A este agosto 2021, cuando falta menos de un año para las elecciones de Congreso y Presidencia de la República, se llega pleno de incertidumbres y de amenazas al sistema democrático. Se llega sin oír una sola propuesta que ilusione a las masas, sin una promesa atrayente, cautivante. No se ha expuesto por nadie una visión novedosa, transformadora de la economía y de la política, como las circunstancias lo reclaman.
En los duros momentos de desempleo y hambre, cuando el virus del covid-19 sigue avanzando, no hemos oído una sola voz que produzca algo de esperanza. Todas las respuestas a semejantes retos se le han dejado al gobierno Duque que hace esfuerzos para enfrentar la suma agobiadora de problemas que exigen medidas prontas, eficaces y entendibles por la gente.
Es como si los dirigentes colombianos hubieran renunciado a la política. Se han dedicado a practicar los ritos desprestigiados de la politiquería. Transitamos por un campo árido de ideas y negado a la grandeza. Todo esto ocurre cuando Colombia encara dos disyuntivas ineludibles: ¡O la democracia acaba con la pobreza o la pobreza acaba con la democracia! ¡O la democracia acaba con el narcotráfico o el narcotráfico puede destruir nuestra democracia! Y, no hay soluciones fáciles ni automáticas para esos terribles dilemas. Es por la magnitud de ese desafío que nos parece irresponsable y descomedida la lista creciente de aspirantes a la Presidencia de la República. No es ejemplo, como se dice, de vitalidad democrática. Es, más bien, ligereza en el comportamiento. En realidad, hay solo un candidato a la presidencia: Gustavo Petro. Desarrolla una estrategia de confrontación dura y agria que cree útil para lograr la victoria. Así no la compartamos, hay que registrarla como un hecho político cierto. Todos los demás son candidatos a pre-candidatos.

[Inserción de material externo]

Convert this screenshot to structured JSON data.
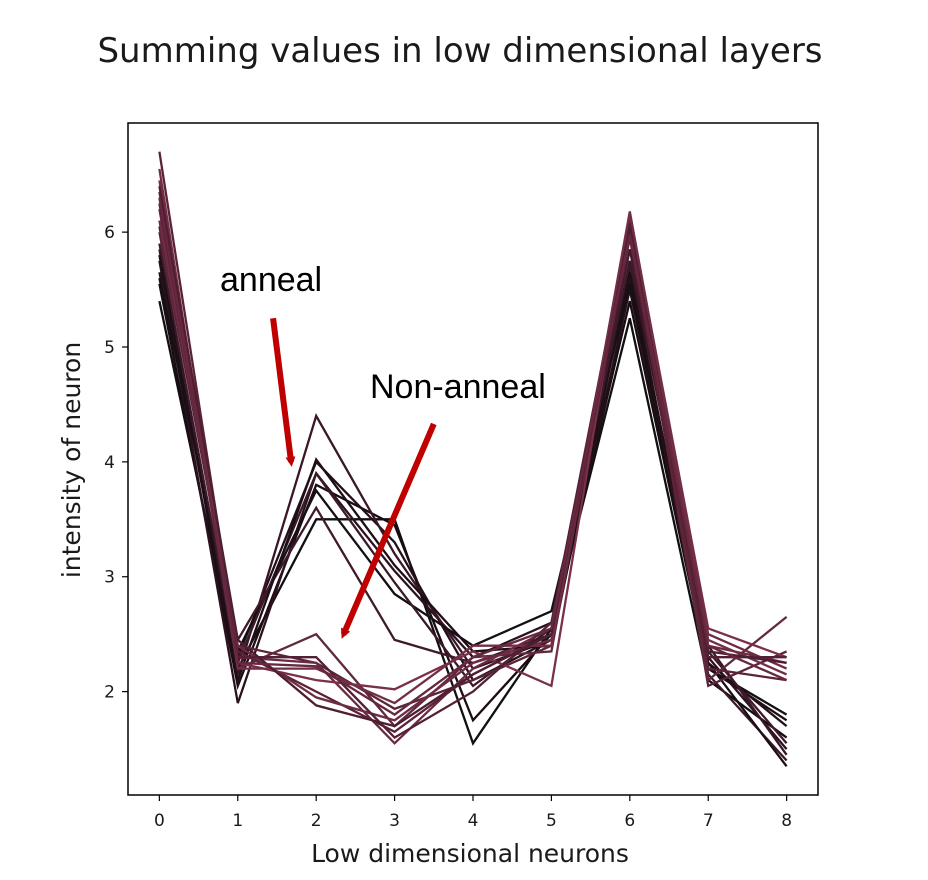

En el tema de economía y pobreza no hemos oído nada nuevo. Algunos aspirantes dan la impresión de estar hablando para sus profesores extranjeros. Nos confunden con cifras y datos que no entiende el pueblo. Pero es que no estamos en el mismo escenario de ayer. Ese mundo ya no existe. La pandemia estremeció la economía, destruyó familias y pequeñas y medianas empresas. Produjo un verdadero cataclismo social. Las solidaridades saltaron en pedazos, como lo vimos en la protesta violenta. Se necesita mucho más Estado en todos los niveles para reconstruir esas solidaridades perdidas. Y no nos va a llegar ayuda de los poderosos de la tierra pues el nacionalismo ha sido la reacción ante la tragedia que han sufrido las naciones. Ya lo vimos con la insensibilidad de las calificadoras de riesgo.
Algo del remedio está en nosotros mismos. Insistimos en que los municipios y departamentos deben asumir gran parte de la creación de empleo de emergencia. Lo hemos llamado “keynesianismo lugareño” porque es al propio lugar, la calle, el barrio, la vereda, a donde se tiene que llegar con soluciones inmediatas. Es gestión microeconómica lo que se necesita.
En la macroeconomía, el ministro Restrepo se le está jugando con la Ley de Inversión Social que ha tenido muy buen respaldo. Es que la política es el arte de lo posible. Hay que ejercerla con el diálogo inteligente, generoso, constructivo, como se ha hecho hasta ahora. Uno de los viejos objetivos de la democracia de América Latina es la subordinación de la economía a la política. Eso nunca lo entendió Alberto Carrasquilla.
Dejemos para próxima ocasión el tema del narcotráfico, que exige una revisión muy profunda de la acción del Estado y el compromiso de la dirigencia nacional para frenar tamaña amenaza a nuestra Estado Social de Derecho.
P.S: Lo dijimos en junio pasado. La saga heroica de Luis Carlos Galán puede que aún no haya terminado.